Wspomniałeś tu o wspieraniu. Tak. Tez tak uważam. Powinniśmy wspierać tych co nauczają. Tych , którzy jeżdżą po kraju, poświęcając swój czas i inspirujących innych do podjęcia służby.
Ci, którzy sprzedają kadzidełka i obrazki też są cenni gdyż to między innymi i oni wspierają finansowo tych nauczających. Ich służba nie jest mniej cenna od 24 godzinnych bhajanistów.

To tyle. Nie chcę wdawać się w niepotrzebne dyskusje.

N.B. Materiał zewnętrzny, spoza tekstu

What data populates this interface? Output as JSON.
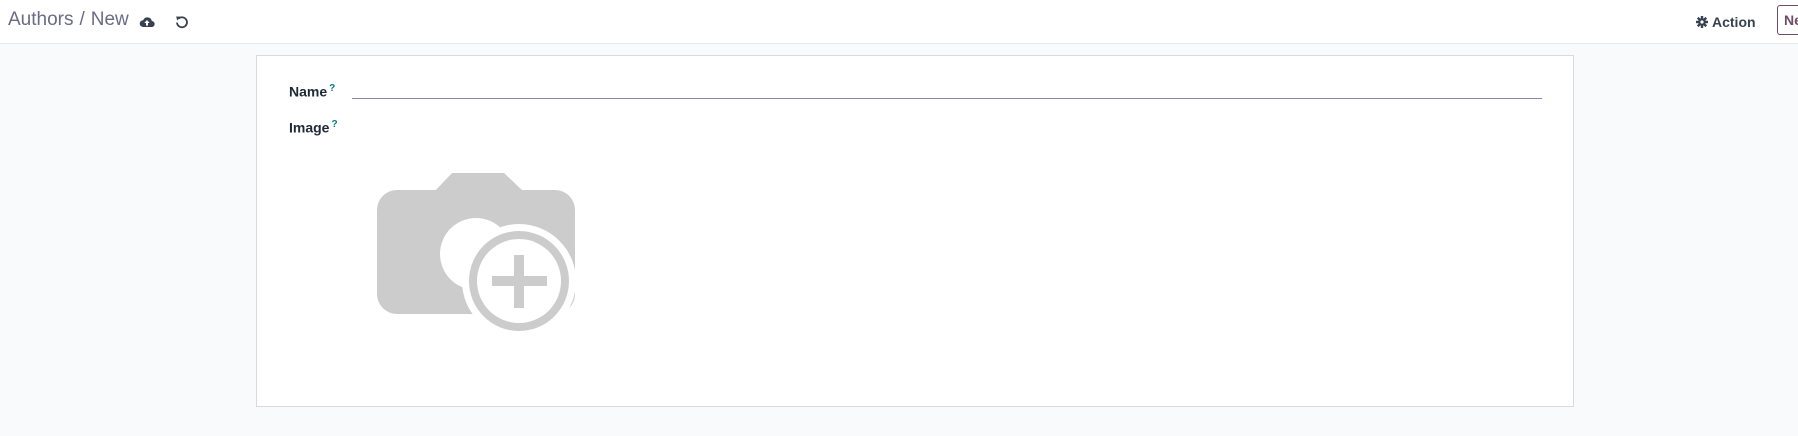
{
  "breadcrumb": {
    "parent": "Authors",
    "separator": "/",
    "current": "New"
  },
  "toolbar": {
    "save_icon": "cloud-upload-icon",
    "discard_icon": "undo-icon",
    "action_icon": "gear-icon",
    "action_label": "Action",
    "new_label": "New"
  },
  "form": {
    "name_label": "Name",
    "name_help": "?",
    "name_value": "",
    "image_label": "Image",
    "image_help": "?",
    "image_icon": "camera-add-placeholder-icon"
  },
  "colors": {
    "brand": "#714b67",
    "breadcrumb": "#6b6b88",
    "help": "#017e84",
    "placeholder": "#cccccc"
  }
}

Również pozdrawiam serdecznie :)

Gauri
Posty: 313
Rejestracja: 29 lis 2006, 16:49

Re: Prośba o pomoc.

Post autor: Gauri » 27 lis 2010, 15:02

Hare Kryszna Bhaktowie.
Popieram słowa Kedzia:-)
Pewnego razu Aindra Prabhu powiedział mi .... Prabhu kiedy tu byłes ostatnio? Odp,#lata temu....No własnie dodał Aindra Prabhu.Pwinienes przybywac tu co roku by robic z Nami sankirtan.Tutaj 1 runda to jak 1000 rund w polsce tak samo jest z Kirtanem.
Wiem ze to iz moge sie jakos angazowac w Harinam sankirtan,to jest to łaską,Aindry Pr,jak i kazdego z jego towazyszy.
Pamietam ze kiedy byłem na tourne laxmi Nrsimha,mimo ze miałem mnostwo słuzby,biegłem do Tribuvanesha Prabhu,bym mogł mu po nosic jego klawisze,do jego auta,jestem muzycznym analfabetą,ale to wszystko dzieje sie dzieki łasce takich osob,jak Aindra Pr,Tribuś,czy Sri Prahlad i tak wielu innych,ktorzy tak sie zaangazowali i poswiecili,intonowaniu swietych imion.
I to jest dowod na to ze słuzba ,dla takich osob opłaca sie i obfituje w błogosławienstwa,w Bhakti.
Dla tego Martanda Pr powinien byc wspomagany. kazdy kto probuje mieszkac w swietym Vraja dham,bedzie testowany przez Sri Radhe,a my powinnismy wspierac sie w takich testach.
Nie namawiajmy Prabhu do przyjazdu Tutaj -do polski. Nie zachowujmy sie jak nadgorliwe Mamusie,ktore zawsze wiedzą,co leprze jest dla ich dzieci. Marthanda Pr duzo znosi nie wygod i rozłąki,za swymi Guru. Zamiast radzic Mu ,poprostu pomozmy. chocby modlitwą.
Gaurangaaaaaaaaaaaaaaaaaaaaaaaaaaaaaaaaaaa!